Buna rağmen, küçük üreticilik uzun yıllar boyunca varlığını güçlü bir şekilde koruyabilmiş ve sürekli olarak kendini yeniden üretmiştir. Bunda kuşkusuz pek çok faktör rol oynamaktadır. Toprakların miras yoluyla bölünerek yeni yeni küçük köylü aileleri doğurması önemli bir faktörken, aile bireylerinin bir kısmının aynı zamanda geçici ya da sürekli işlerde işçi olarak çalışmasının getirdiği katkı bir diğer faktördür (bu durum aynı zamanda yarı-proleterleşmenin ve çözülmenin işaretidir elbette). Türkiye’de kent proletaryasının hatırı sayılır bir kesimi uzun yıllar boyunca kırla bağını tümüyle koparmadı. Yurtdışına ya da büyük kentlere işçi olarak çalışmak üzere gidenlerin bir elleri sürekli kırda kalanlar üzerinde oldu ve bunlar kırdakilerin doğal süreç içerisinde tasfiye oluşlarının önüne geçilmesinde ciddi bir rol oynadılar. (Şüphesiz bu durum karşılıklıdır. Aynı şekilde, kentlerdekilerin ağır çalışma koşullarına ve çok düşük ücretlere seslerini yükseltmeden boyun eğebilmelerinde de, kırdan gelen bulgurun, patatesin, unun vb. büyük bir katkısı olmuştur.) Ancak Türkiye’nin yaşadığı iki ciddi ekonomik kriz sonrasında, işsizlik kol gezerken ve kent proletaryasının suyu sıkılırken, artık ne kenttekinin kırdakine faydası dokunabiliyor ne de kırdakinin kenttekine.
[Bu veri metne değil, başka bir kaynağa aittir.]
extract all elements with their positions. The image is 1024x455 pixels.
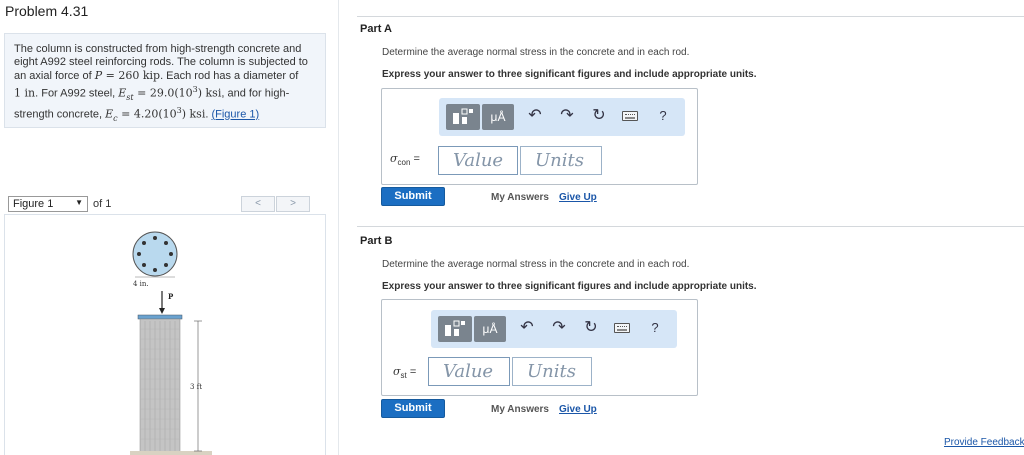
part-a-title: Part A bbox=[360, 23, 392, 35]
answer-pane: Part A Determine the average normal stre… bbox=[339, 0, 1024, 455]
keyboard-icon[interactable] bbox=[622, 111, 638, 121]
part-b-title: Part B bbox=[360, 235, 393, 247]
redo-icon[interactable]: ↷ bbox=[558, 107, 576, 125]
part-b-toolbar: μÅ ↶ ↷ ↻ ? bbox=[431, 310, 677, 348]
part-b-answer-box: μÅ ↶ ↷ ↻ ? σst = Value Units bbox=[381, 299, 698, 396]
units-button[interactable]: μÅ bbox=[474, 316, 506, 342]
rod-dot bbox=[164, 263, 168, 267]
redo-icon[interactable]: ↷ bbox=[550, 319, 568, 337]
part-b-divider bbox=[357, 226, 1024, 227]
sigma-con-label: σcon = bbox=[390, 152, 420, 168]
cap-plate bbox=[137, 314, 183, 320]
force-symbol: P bbox=[94, 69, 103, 82]
problem-title: Problem 4.31 bbox=[5, 3, 89, 19]
rod-dot bbox=[164, 241, 168, 245]
part-b-give-up[interactable]: Give Up bbox=[559, 404, 597, 415]
dropdown-arrow-icon: ▼ bbox=[75, 198, 83, 207]
problem-pane: Problem 4.31 The column is constructed f… bbox=[0, 0, 336, 455]
rod-dot bbox=[153, 268, 157, 272]
force-label: P bbox=[168, 292, 174, 301]
provide-feedback-link[interactable]: Provide Feedback bbox=[944, 437, 1024, 448]
help-button[interactable]: ? bbox=[646, 319, 664, 337]
units-input[interactable]: Units bbox=[520, 146, 602, 175]
column-figure: 4 in. P 3 ft bbox=[130, 231, 212, 455]
part-b-my-answers[interactable]: My Answers bbox=[491, 404, 549, 415]
problem-statement: The column is constructed from high-stre… bbox=[4, 33, 326, 128]
value-input[interactable]: Value bbox=[428, 357, 510, 386]
height-label: 3 ft bbox=[190, 383, 202, 391]
part-a-toolbar: μÅ ↶ ↷ ↻ ? bbox=[439, 98, 685, 136]
figure-count: of 1 bbox=[93, 198, 112, 210]
ground bbox=[130, 451, 212, 455]
figure-navigation: Figure 1 ▼ of 1 < > bbox=[4, 194, 326, 214]
help-button[interactable]: ? bbox=[654, 107, 672, 125]
part-a-instruction: Determine the average normal stress in t… bbox=[382, 47, 690, 58]
part-a-give-up[interactable]: Give Up bbox=[559, 192, 597, 203]
rod-dot bbox=[142, 263, 146, 267]
units-input[interactable]: Units bbox=[512, 357, 592, 386]
part-a-answer-box: μÅ ↶ ↷ ↻ ? σcon = Value Units bbox=[381, 88, 698, 185]
templates-button[interactable] bbox=[446, 104, 480, 130]
reset-icon[interactable]: ↻ bbox=[582, 319, 600, 337]
figure-panel: 4 in. P 3 ft bbox=[4, 214, 326, 455]
templates-button[interactable] bbox=[438, 316, 472, 342]
rod-dot bbox=[137, 252, 141, 256]
statement-line: eight A992 steel reinforcing rods. The c… bbox=[14, 56, 308, 68]
value-input[interactable]: Value bbox=[438, 146, 518, 175]
undo-icon[interactable]: ↶ bbox=[526, 107, 544, 125]
part-b-format-instruction: Express your answer to three significant… bbox=[382, 281, 757, 292]
templates-icon bbox=[445, 320, 465, 336]
part-a-my-answers[interactable]: My Answers bbox=[491, 192, 549, 203]
rod-dot bbox=[169, 252, 173, 256]
diameter-label: 4 in. bbox=[133, 280, 149, 288]
statement-line: The column is constructed from high-stre… bbox=[14, 43, 302, 55]
part-b-submit-button[interactable]: Submit bbox=[381, 399, 445, 418]
templates-icon bbox=[453, 108, 473, 124]
figure-select[interactable]: Figure 1 ▼ bbox=[8, 196, 88, 212]
sigma-st-label: σst = bbox=[393, 365, 417, 381]
rod-dot bbox=[142, 241, 146, 245]
statement-line: an axial force of P = 260 kip. Each rod … bbox=[14, 69, 299, 82]
statement-line: 1 in. For A992 steel, Est = 29.0(103) ks… bbox=[14, 85, 290, 102]
part-a-divider bbox=[357, 16, 1024, 17]
part-b-instruction: Determine the average normal stress in t… bbox=[382, 259, 690, 270]
keyboard-icon[interactable] bbox=[614, 323, 630, 333]
statement-line: strength concrete, Ec = 4.20(103) ksi. (… bbox=[14, 105, 260, 123]
rod-dot bbox=[153, 236, 157, 240]
units-button[interactable]: μÅ bbox=[482, 104, 514, 130]
figure-link[interactable]: (Figure 1) bbox=[211, 109, 259, 121]
reset-icon[interactable]: ↻ bbox=[590, 107, 608, 125]
part-a-submit-button[interactable]: Submit bbox=[381, 187, 445, 206]
undo-icon[interactable]: ↶ bbox=[518, 319, 536, 337]
part-a-format-instruction: Express your answer to three significant… bbox=[382, 69, 757, 80]
figure-select-value: Figure 1 bbox=[13, 198, 54, 210]
next-figure-button[interactable]: > bbox=[276, 196, 310, 212]
prev-figure-button[interactable]: < bbox=[241, 196, 275, 212]
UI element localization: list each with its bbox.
Küçük çiftçilerin yaşam standartlarının son derece düşük olması ise söz konusu olgunun uzun yıllar boyunca devam edebilmesinde bir başka önemli faktördür. Küçük çiftçi, varlığını önemli ölçüde, kendi emeğini alabildiğine “sömürüp” tüketimini alabildiğine kısmasına borçludur. Ücretli işçi çalıştıracak ya da makinelerden gerektiğince yararlanabilecek kadar sermayesi yoktur. Bu nedenle, tüm aile bireylerinin çocukluktan itibaren son derece yıpratıcı bir şekilde çalışmak zorunda oldukları küçük köylü işletmelerinde, iki insanın yapacağı işi bir insanın yapması, buna karşılık bir insanın tüketmesi gerekeni iki insanın tüketmesi zaruridir. Eğitim ve sağlık harcamaları başta olmak üzere her türden harcama onlar için lükstür. Aksi takdirde, yılın birkaç ayı zar zor karınlarını doyurabilecek kadar üretim yaparak bütün bir yıl boyunca ayakta kalmaları olanaksızdır.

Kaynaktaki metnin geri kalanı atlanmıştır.